La note macro de Nicolas Blanc, Responsable de l’Allocation chez Ellipsis AM.

Les marchés de taux ont violemment réagi cette semaine à la publication de l’enquête ADP, qui faisait ressortir plus de créations d’emplois aux US qu’attendu. Le 10 ans américain a dépassé 3,20%, un plus haut depuis 2011, poursuivant une tendance entamée en 2016, en raison, selon nous, de l’effet progressif des facteurs suivants:

  • une activité économique dynamique, soutenue par un plan de relance budgétaire important;
  • corrélativement au plan de relance, une offre supplémentaire de dette publique;
  • une croissance de l’emploi supérieure à celle de la population active et une reprise de la hausse des salaires;
  • un resserrement des conditions monétaires (hausse des taux et réduction du bilan de la Fed);
  • la hausse du pétrole, qui pourrait se diffuser plus largement dans l’ensemble des prix de l’économie.

La zone euro apparaissant en retard de cycle par rapport aux US, ces facteurs sont moins opérants (pétrole mis à part). Il en est cependant un qui lui est spécifique: le niveau initial, qui apparait fortement sous-évalué en Europe. Là où les taux réels souverains à 5 ans sont de 0,7% aux US, ils s’élèvent à -1,6% en Allemagne et -1,3% en France. La hausse des taux affecte potentiellement la valorisation de nombreux marchés, en testant la solidité de leurs fondamentaux. Pour les actions, par exemple, au-delà des secteurs directement concernés par la structure des taux (banques, assurance, immobilier, …), la question de la croissance bénéficiaire deviendra plus cruciale dans l’évaluation. Les marchés émergents sont particulièrement à risque, car les capitaux internationaux libellés en dollar seront attirés par les rendements servis par le Trésor américain.

Italie: le compte n’y est pas

Le gouvernement italien a réagi au mini-crash qu’il a suscité sur le marché de sa dette publique en ajustant ses ambitions budgétaires. Il laisse toutefois inchangé à 2,4% le déficit prévu pour 2019 mais réduit ceux de 2020 et 2021 à 2,1% et 1,8%. Cette concession est mineure, elle n’a d’ailleurs pas convaincu les marchés et, surtout, elle ne devrait pas convaincre la Commission. Si les déficits annoncés n’enfreignent pas la limite des 3%, le décalage par rapport aux objectifs de moyen terme négociés en début d’année, qui visent à ramener progressivement le ratio de dette sur PIB vers 60%, reste de plus de 4% en cumulé. La position de la Commission devrait aussi tenir compte d’autres éléments négatifs:

  • la suppression de réformes structurelles engagées par M. Renzi,
  • l’absence d’effet de l’excédent de dépenses prévu sur la croissance potentielle,
  • les estimations trop optimistes de la croissance (notamment le multiplicateur utilisé sur les nouvelles dépenses), alors que la hausse récente des taux devrait avoir un effet dépressif,
  • le risque accru d’un dérapage par rapport aux prévisions officielles de déficit.
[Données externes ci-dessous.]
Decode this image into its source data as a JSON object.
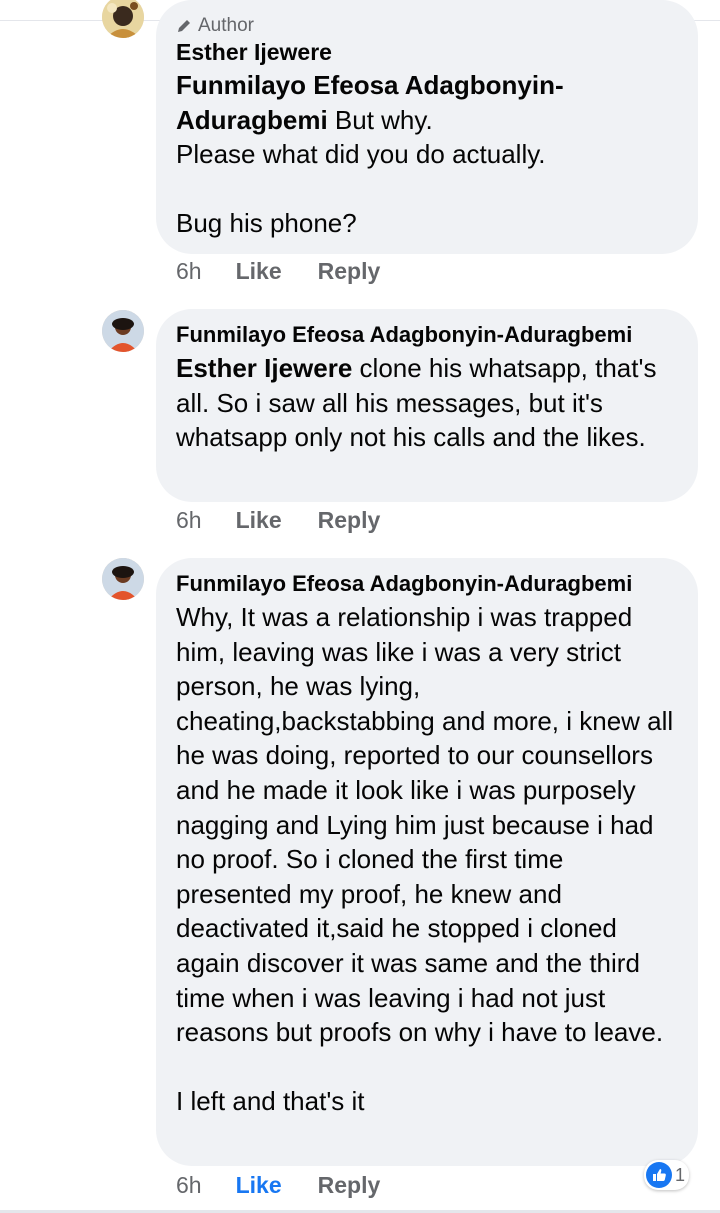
{
  "comments": [
    {
      "badge": "Author",
      "author": "Esther Ijewere",
      "mention": "Funmilayo Efeosa Adagbonyin-Aduragbemi",
      "text": " But why.\nPlease what did you do actually.\n\nBug his phone?",
      "time": "6h",
      "like_label": "Like",
      "reply_label": "Reply"
    },
    {
      "author": "Funmilayo Efeosa Adagbonyin-Aduragbemi",
      "mention": "Esther Ijewere",
      "text": " clone his whatsapp, that's all. So i saw all his messages, but it's whatsapp only not his calls and the likes.",
      "time": "6h",
      "like_label": "Like",
      "reply_label": "Reply"
    },
    {
      "author": "Funmilayo Efeosa Adagbonyin-Aduragbemi",
      "text": "Why, It was a relationship i was trapped him, leaving was like i was a very strict person, he was lying, cheating,backstabbing and more, i knew all he was doing, reported to our counsellors and he made it look like i was purposely nagging and Lying him just because i had no proof. So i cloned the first time presented my proof, he knew and deactivated it,said he stopped i cloned again discover it was same and the third time when i was leaving i had not just reasons but proofs on why i have to leave.\n\nI left and that's it",
      "time": "6h",
      "like_label": "Like",
      "reply_label": "Reply",
      "reaction_count": "1"
    }
  ],
  "colors": {
    "bubble": "#f0f2f5",
    "meta": "#65676b",
    "like_active": "#1877f2"
  }
}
La Commission devrait toutefois se contenter d’une procédure de déficit excessif en évitant les sanctions financières, qui auraient un effet politique dévastateur.

Le pire n’est jamais certain

L’annonce d’un accord commercial avec le Canada, rassure sur la stratégie de Donald Trump. Il ne s’agit pas d’une guerre systématique contre le commerce international mais plutôt d’obtenir des améliorations raisonnables des conditions d’échanges pour les US. En raison de la fermeture de son marché, la confrontation avec la Chine devrait se poursuivre mais celle avec le reste des pays développés – notamment sur le secteur de l’automobile – pourrait trouver une résolution plus rapide qu’attendue.